The dataset used in this study, however, is imbalanced. In general, a well-balanced data set with an equal class distribution yields better prediction accuracy. It is worth noting that a well-balanced dataset makes learning easier for the classification system. The dataset used in this study is available publicly; thus, the class imbalance is obvious. Hence, the dataset used in this study is extensively augmented to deal with the class imbalance problems. Moreover, due to the imbalanced dataset, the proposed framework is also assessed using recall, precision, and f1-score. The results prove that the proposed framework can be deployed in a clinical setup for real-time diagnosis of brain tumors.
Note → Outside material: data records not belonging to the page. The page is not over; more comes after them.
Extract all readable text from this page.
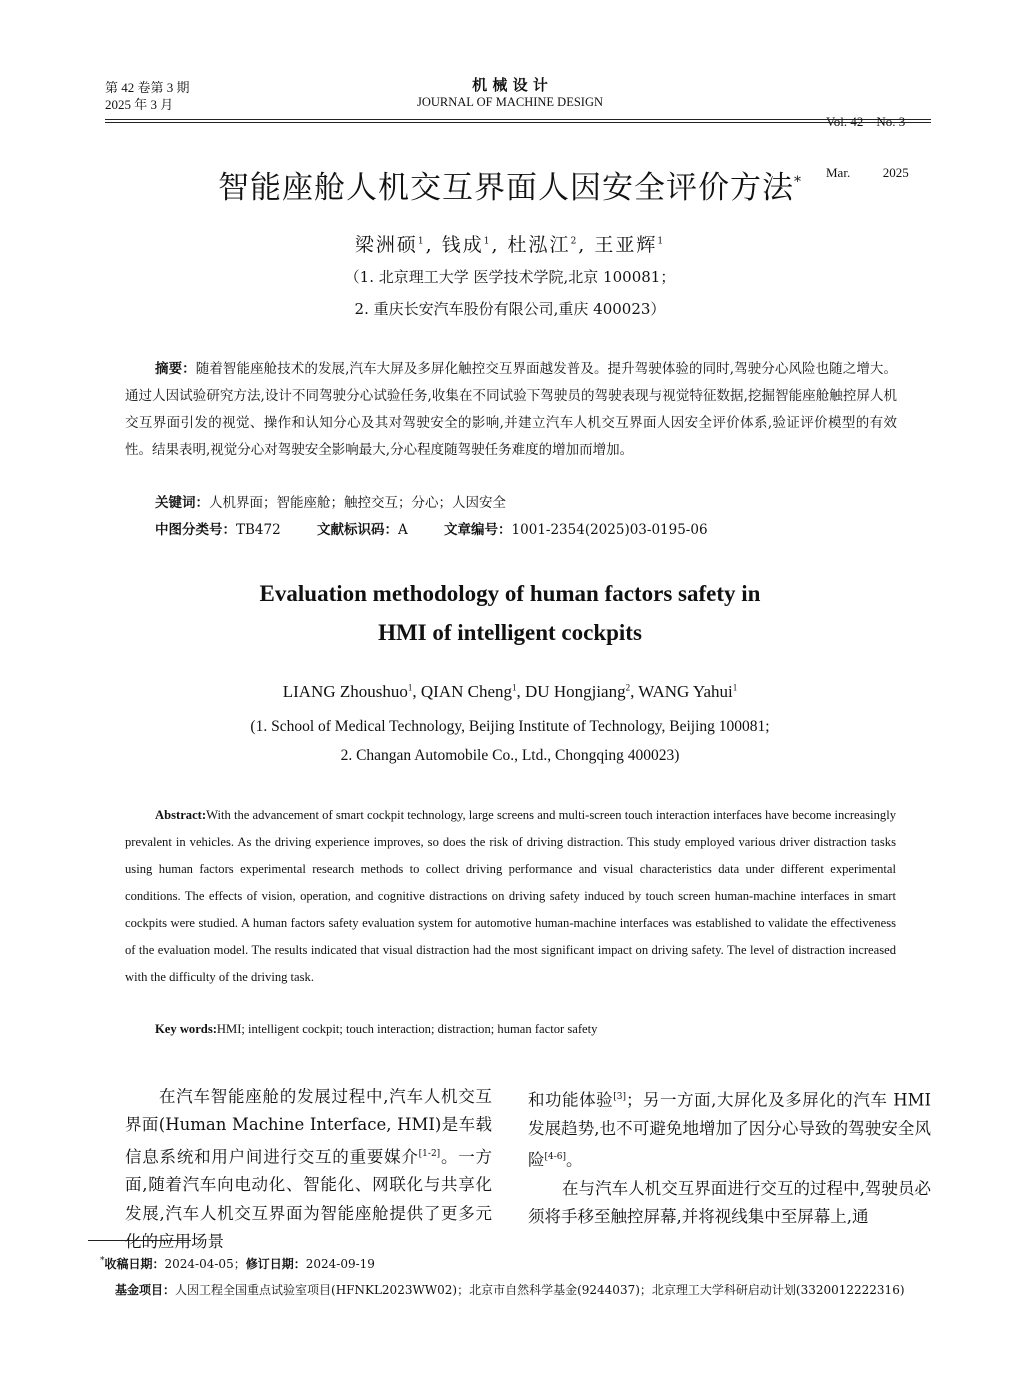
第 42 卷第 3 期
2025 年 3 月
机 械 设 计
JOURNAL OF MACHINE DESIGN

Vol. 42    No. 3

Mar.          2025

智能座舱人机交互界面人因安全评价方法*
梁洲硕$^1$, 钱成$^1$, 杜泓江$^2$, 王亚辉$^1$
（1. 北京理工大学 医学技术学院,北京 100081；
2. 重庆长安汽车股份有限公司,重庆 400023）
摘要：随着智能座舱技术的发展,汽车大屏及多屏化触控交互界面越发普及。提升驾驶体验的同时,驾驶分心风险也随之增大。通过人因试验研究方法,设计不同驾驶分心试验任务,收集在不同试验下驾驶员的驾驶表现与视觉特征数据,挖掘智能座舱触控屏人机交互界面引发的视觉、操作和认知分心及其对驾驶安全的影响,并建立汽车人机交互界面人因安全评价体系,验证评价模型的有效性。结果表明,视觉分心对驾驶安全影响最大,分心程度随驾驶任务难度的增加而增加。
关键词：人机界面；智能座舱；触控交互；分心；人因安全
中图分类号：TB472	文献标识码：A	文章编号：1001-2354(2025)03-0195-06
Evaluation methodology of human factors safety in
HMI of intelligent cockpits
LIANG Zhoushuo$^1$, QIAN Cheng$^1$, DU Hongjiang$^2$, WANG Yahui$^1$
(1. School of Medical Technology, Beijing Institute of Technology, Beijing 100081;
2. Changan Automobile Co., Ltd., Chongqing 400023)
Abstract:With the advancement of smart cockpit technology, large screens and multi-screen touch interaction interfaces have become increasingly prevalent in vehicles. As the driving experience improves, so does the risk of driving distraction. This study employed various driver distraction tasks using human factors experimental research methods to collect driving performance and visual characteristics data under different experimental conditions. The effects of vision, operation, and cognitive distractions on driving safety induced by touch screen human-machine interfaces in smart cockpits were studied. A human factors safety evaluation system for automotive human-machine interfaces was established to validate the effectiveness of the evaluation model. The results indicated that visual distraction had the most significant impact on driving safety. The level of distraction increased with the difficulty of the driving task.
Key words:HMI; intelligent cockpit; touch interaction; distraction; human factor safety

在汽车智能座舱的发展过程中,汽车人机交互界面(Human Machine Interface, HMI)是车载信息系统和用户间进行交互的重要媒介[1-2]。一方面,随着汽车向电动化、智能化、网联化与共享化发展,汽车人机交互界面为智能座舱提供了更多元化的应用场景

和功能体验[3]；另一方面,大屏化及多屏化的汽车 HMI 发展趋势,也不可避免地增加了因分心导致的驾驶安全风险[4-6]。

在与汽车人机交互界面进行交互的过程中,驾驶员必须将手移至触控屏幕,并将视线集中至屏幕上,通

*收稿日期：2024-04-05；修订日期：2024-09-19
基金项目：人因工程全国重点试验室项目(HFNKL2023WW02)；北京市自然科学基金(9244037)；北京理工大学科研启动计划(3320012222316)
6. Conclusion and Future Work

This paper presents a novel deep feature fusion-based framework to classify brain tumors from MR images. The proposed framework extracts a wide range of low-level and high-level features from AlexNet, GoogLeNet, and ResNet18 architectures with varying depth and design. These features are then merged using a serial fusion approach to generate a single vector. The novel feature vector contains robust combination features classified using SVM and KNN. The proposed method is trained and evaluated on 15,320MR images and obtained accuracy of 99.7%, recall value of 1.0, a precision score of 0.99, and 0.99 f1-score. The novel feature vector outperformed the independent CNN feature vectors. Moreover, the feature fusion strategy aids in overcoming the drawbacks of a single CNN model, thus resulting in higher performance, particularly for larger datasets. The obtained results prove the efficacy and robustness of the proposed method in brain tumor classification. Hence, the proposed framework can assist radiologists in detecting and classifying brain tumors accurately. In the future, we will explore other CNNs such as VGG, DenseNet, and machine learning classifiers such as Random Forests and Ensemble learning. Moreover, additional MRI datasets will be gathered with other tumor categories and different imaging modalities for classification.

Data Availability

The data used to support the findings of this study are available from the corresponding author upon request.

Conflicts of Interest

All the authors declare no conflicts of interest.

Acknowledgments

This study was supported by Taif University Researchers Supporting Project number (TURSP-2020/215), Taif University, Taif, Saudi Arabia.